Google’s Cost Cuts and Strained Relationship with News Publishers Over AI Overviews

Tech behemoth Google is set to discontinue its enterprise subscription to the Financial Times, following similar moves in the corporate media sector, according to sources. The decision reflects a broader push towards cost-cutting measures at the company, even as it reports robust financial performance.
In an effort to streamline operations, Google has been undertaking various cost-saving measures since early this year. This includes reducing managerial positions by 35% for teams with three or fewer members and offering voluntary exit programs across multiple divisions since January. Despite reporting strong Q2 earnings with $96.4 billion in revenue, the company’s finance chief Anat Ashkenazi hinted at continued cost-cutting efforts in late 2025.

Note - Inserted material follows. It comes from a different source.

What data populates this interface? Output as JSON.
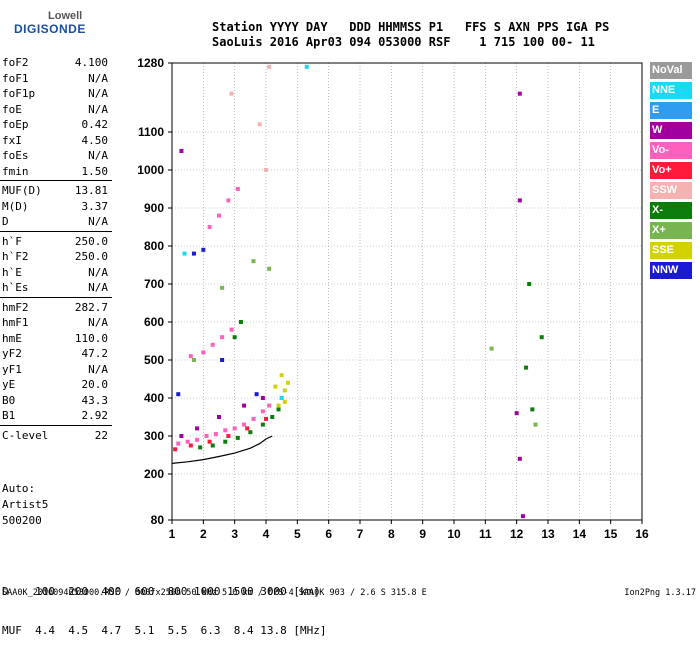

The recent cost-reduction strategies may save Google a modest amount, but they come amidst growing tensions with news publishers. Data from Digital Content Next for August shows a 10% drop in median referral traffic from Google Search to publishers between May and June of this year, with non-news brands experiencing a steeper decline of 14%.
Major media outlets like CNN, Business Insider, and HuffPost have reported even more significant traffic declines (30%, 40%, and 40% respectively), according to SimilarWeb. Publishers attribute these declines largely to Google’s AI Overviews feature, which has reportedly reduced click-throughs to external websites by up to 33% since its launch.
Pew Research analyzed data from 900 U.S. adults in the spring, finding that six out of ten conducted at least one Google search in March 2025 that produced an AI-generated summary. Some critics liken Google’s cancellation of its Financial Times subscription to a plagiarist refusing to purchase the textbook they’re copying from.
At a Fortune event earlier this month, Neil Vogel, CEO of the largest digital and print publisher in the U.S., People Inc., accused Google of being a “bad actor” and using the same bot for its search engine as it does to support its AI features. In a scathing op-ed this summer, Digital Content Next CEO Jason Kint criticized Google’s AI overviews for creating a “zero-click” environment where all traffic ends at Google.
Google has yet to respond to a request for comment on these allegations.